Frase más horrible, misógina, decadente...y real.
Porque a lo largo de los años, las mujeres siempre han estado detrás del hombre, lavando y planchando la ropa que ellos se llevaban a las conferencias de prensa, criando a los hijos en común para que las crías pudieran salir en televisión sosteniendo los trofeos de su padre, pulcros y bien vestidos y felices.
Aunque no hubiera plata para ropa nueva, la mujer se pasaba la noche remendando y zurciendo, para que no se notara.
Y el varón se viera bien. Pleno, limpio y exitoso, aunque el mérito no fuera suyo del todo, aunque hubiera una mujer detrás del gran hombre, casi borrada por completo.
Históricamente, las mujeres hemos sostenido a un sistema que nos pisotea y despoja de la dignidad más básica; y no, no por voluntad propia, aunque nuestras abuelas nos dirán que fue por gusto, por división del trabajo, o porque así eran esos tiempos. No había de otra.
Un sistema en donde se permitió por años asegurar que la mujer no tenía alma, y luego, se daba por hecho que no éramos lo bastante listas (aún con alma reconocida socialmente en el cuerpo) para tomar decisiones civiles como votar.
Un sistema donde actualmente no se nos concede la libertad de elegir gestar o no, donde tenemos que exigir violentamente que no nos maten, casi avanzando sobre la sangre de nuestras diez muertas (nacionales) diarias.
En este sistema, parece que las mujeres las tenemos todas de perder porque nos vemos obligadas a sostenerlo, porque de otra forma no podríamos sostener a nuestros hijos, quienes crecen y pasan a alimentar ese mismo sistema una y otra vez, como un círculo eterno de perfección maquiavélica en donde la mujer nunca podrá emanciparse del todo.
De esta forma se normaliza que las mujeres sean nombradas en funerales como la esposa y madre abnegada, y ningún otro mérito más, como si no hubieran sido ellas y su fuerza laboral doméstica la base fundamental de la economía familiar.
Sin mujeres no hay economía.
¿Lo digo otra vez?
Sin mujeres no hay economía.
A ver si pronto pasamos a entender que el hombre llega profesionalmente a donde llega porque siempre hay una mujer detrás de él.
A ver si logramos darle un golpe al sistema educando futuras generaciones que no coloquen a la mujer detrás, sino a un lado de.
En el mismo nivel en el cual podrán acceder a espacios individuales, a la soledad, a oportunidades laborales decentes y justas, al reconocimiento de la Crianza como un trabajo y un generador de economía.

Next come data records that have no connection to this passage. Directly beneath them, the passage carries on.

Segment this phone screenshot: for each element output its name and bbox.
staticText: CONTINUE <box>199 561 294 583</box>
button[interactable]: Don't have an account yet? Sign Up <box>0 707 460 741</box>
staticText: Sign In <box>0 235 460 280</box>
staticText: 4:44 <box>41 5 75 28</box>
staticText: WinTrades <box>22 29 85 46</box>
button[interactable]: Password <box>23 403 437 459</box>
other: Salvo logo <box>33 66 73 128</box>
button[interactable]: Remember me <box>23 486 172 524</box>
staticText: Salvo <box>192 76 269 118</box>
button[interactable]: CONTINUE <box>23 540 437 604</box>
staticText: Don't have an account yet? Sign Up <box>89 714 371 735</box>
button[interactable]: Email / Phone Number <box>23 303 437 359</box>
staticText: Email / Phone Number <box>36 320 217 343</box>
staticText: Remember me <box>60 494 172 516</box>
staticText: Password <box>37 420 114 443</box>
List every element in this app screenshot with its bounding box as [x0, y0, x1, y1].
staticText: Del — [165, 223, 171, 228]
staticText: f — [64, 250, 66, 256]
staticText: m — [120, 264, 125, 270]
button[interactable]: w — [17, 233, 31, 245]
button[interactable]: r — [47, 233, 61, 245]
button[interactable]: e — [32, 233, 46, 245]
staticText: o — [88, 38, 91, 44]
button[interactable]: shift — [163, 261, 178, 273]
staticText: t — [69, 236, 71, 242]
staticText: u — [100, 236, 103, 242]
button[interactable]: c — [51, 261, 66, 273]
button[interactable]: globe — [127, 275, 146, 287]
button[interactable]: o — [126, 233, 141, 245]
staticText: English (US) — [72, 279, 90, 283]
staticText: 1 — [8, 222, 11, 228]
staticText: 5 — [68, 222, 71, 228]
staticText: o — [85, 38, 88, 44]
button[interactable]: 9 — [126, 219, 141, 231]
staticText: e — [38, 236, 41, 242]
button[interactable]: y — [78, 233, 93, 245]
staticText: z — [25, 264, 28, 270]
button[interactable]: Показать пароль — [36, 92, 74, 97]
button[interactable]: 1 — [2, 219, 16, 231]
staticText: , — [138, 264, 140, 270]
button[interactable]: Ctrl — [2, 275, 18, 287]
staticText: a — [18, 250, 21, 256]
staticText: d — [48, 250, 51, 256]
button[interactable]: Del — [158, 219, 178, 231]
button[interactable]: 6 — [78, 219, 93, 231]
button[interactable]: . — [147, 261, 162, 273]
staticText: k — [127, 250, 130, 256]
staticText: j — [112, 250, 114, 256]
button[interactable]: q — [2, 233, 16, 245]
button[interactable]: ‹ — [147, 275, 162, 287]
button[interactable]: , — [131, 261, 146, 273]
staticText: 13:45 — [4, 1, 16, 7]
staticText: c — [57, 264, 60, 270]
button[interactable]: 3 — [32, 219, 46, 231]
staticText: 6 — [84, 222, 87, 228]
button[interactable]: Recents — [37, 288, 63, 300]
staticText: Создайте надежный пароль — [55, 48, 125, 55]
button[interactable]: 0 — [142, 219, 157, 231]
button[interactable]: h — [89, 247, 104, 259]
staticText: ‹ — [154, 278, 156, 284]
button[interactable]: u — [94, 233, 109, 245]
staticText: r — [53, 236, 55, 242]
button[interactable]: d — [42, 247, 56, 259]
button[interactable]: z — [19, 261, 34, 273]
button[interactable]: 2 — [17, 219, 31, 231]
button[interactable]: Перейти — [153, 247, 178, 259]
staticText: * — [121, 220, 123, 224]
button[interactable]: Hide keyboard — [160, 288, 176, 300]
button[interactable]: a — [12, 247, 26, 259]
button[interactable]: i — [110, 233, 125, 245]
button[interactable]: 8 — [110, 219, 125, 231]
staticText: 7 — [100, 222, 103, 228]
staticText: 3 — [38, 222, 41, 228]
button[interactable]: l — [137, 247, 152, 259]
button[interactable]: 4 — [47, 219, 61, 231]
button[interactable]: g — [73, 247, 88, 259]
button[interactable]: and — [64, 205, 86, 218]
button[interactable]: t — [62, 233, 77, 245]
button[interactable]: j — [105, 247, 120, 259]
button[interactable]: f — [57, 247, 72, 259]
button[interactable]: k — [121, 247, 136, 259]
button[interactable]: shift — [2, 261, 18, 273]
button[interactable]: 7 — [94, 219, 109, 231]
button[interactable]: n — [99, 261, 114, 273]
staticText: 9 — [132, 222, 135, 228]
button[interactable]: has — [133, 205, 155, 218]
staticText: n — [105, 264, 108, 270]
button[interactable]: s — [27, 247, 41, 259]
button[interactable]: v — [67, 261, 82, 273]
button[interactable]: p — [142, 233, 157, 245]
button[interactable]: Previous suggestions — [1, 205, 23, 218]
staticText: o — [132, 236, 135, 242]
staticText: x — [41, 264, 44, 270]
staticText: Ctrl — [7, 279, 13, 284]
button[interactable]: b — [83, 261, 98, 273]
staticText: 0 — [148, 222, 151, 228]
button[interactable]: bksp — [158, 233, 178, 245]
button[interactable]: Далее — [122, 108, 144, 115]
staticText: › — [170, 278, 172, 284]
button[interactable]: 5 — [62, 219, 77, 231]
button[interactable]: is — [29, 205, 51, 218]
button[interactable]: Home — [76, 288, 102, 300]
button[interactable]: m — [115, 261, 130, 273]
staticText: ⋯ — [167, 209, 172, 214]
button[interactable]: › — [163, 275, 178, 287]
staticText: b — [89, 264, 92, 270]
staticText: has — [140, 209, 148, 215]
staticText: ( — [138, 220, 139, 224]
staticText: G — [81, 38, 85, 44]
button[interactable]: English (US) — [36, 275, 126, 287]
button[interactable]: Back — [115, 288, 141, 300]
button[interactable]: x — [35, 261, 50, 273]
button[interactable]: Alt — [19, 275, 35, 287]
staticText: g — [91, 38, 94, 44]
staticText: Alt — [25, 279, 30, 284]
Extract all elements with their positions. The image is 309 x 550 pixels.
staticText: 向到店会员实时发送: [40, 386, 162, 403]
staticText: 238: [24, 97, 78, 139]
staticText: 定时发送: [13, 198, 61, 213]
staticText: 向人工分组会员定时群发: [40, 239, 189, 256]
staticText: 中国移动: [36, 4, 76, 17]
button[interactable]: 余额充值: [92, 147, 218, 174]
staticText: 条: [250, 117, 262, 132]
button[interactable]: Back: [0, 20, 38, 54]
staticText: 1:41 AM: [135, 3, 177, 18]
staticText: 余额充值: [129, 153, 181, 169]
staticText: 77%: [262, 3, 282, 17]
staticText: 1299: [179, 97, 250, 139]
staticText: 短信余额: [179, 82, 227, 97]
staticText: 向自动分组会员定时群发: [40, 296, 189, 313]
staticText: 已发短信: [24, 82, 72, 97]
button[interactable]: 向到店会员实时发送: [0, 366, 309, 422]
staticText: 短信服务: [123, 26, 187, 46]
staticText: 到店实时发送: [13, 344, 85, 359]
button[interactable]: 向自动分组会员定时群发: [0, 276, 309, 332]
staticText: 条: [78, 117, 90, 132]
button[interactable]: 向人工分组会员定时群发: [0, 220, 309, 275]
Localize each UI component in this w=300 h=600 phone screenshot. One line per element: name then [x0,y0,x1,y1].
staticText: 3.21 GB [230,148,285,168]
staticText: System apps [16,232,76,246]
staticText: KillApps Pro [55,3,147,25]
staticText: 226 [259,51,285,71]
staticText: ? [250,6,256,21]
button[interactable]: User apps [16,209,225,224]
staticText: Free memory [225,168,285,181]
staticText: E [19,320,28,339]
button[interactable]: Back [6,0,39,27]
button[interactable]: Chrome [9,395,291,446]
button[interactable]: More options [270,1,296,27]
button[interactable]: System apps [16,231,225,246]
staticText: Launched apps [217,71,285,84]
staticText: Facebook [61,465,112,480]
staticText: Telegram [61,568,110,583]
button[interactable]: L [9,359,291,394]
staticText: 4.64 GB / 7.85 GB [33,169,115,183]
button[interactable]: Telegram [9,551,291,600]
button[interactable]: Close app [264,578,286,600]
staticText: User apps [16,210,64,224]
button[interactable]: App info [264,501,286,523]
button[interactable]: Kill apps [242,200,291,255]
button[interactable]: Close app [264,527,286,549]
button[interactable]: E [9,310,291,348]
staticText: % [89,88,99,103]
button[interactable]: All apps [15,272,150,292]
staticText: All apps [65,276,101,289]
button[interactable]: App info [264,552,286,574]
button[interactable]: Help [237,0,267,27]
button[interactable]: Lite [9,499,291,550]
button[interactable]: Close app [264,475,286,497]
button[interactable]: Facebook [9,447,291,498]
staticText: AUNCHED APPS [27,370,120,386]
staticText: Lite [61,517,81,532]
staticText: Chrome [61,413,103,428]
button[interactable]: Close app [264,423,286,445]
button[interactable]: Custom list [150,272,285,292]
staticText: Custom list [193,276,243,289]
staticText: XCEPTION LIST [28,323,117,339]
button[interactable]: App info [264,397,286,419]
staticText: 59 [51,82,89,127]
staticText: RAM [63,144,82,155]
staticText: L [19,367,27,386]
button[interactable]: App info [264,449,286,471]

Esta semana vi varias historias de mujeres esposas de futbolistas, científicos, políticos, empresarios que querían ser escritoras o eran modelos o maestras, pero al casarse y tener hijos perdieron toda identidad.
Por si fuera poco, tristes historias, en las que todavía después de un matrimonio en el cual fructificó el trabajo y el esfuerzo de ella para que el hombre trabajara tranquilo y sin responsabilidades (más allá del simple crecimiento profesional); aún después de semejante e inmenso aporte a la familia, la comunidad y en algunos casos la historia mundial, se quedaron sin nada, después de un terrible divorcio en que el hombre aseguraba que nada de la riqueza generada le pertenecía a la mujer.
Nada.
Después de criar. Después de lavar, limpiar, cocinar tres veces al día durante años para que el varón llegara a descansar a casa mientras la mujer no paraba ni un solo momento.
No puedo imaginar la sensación de desamparo y decepción. La violencia es tan sistemática que no nos damos cuenta que la ejercen.
El decirnos que ese trabajo de cuidado no vale nada cuando es lo que sostiene a la familia, a las naciones y al mismo sistema capitalista.
Es hora que dejemos de llamar "micro" a los machismos que invisibilizan el trabajo de cuidado. Sobre estos machismos se erige un imperio, un sistema mundial entero.
Estos machismos son enormes, es la muerte sistemática de la identidad individual de las mujeres y las mujeres anuladas no figuran en la historia.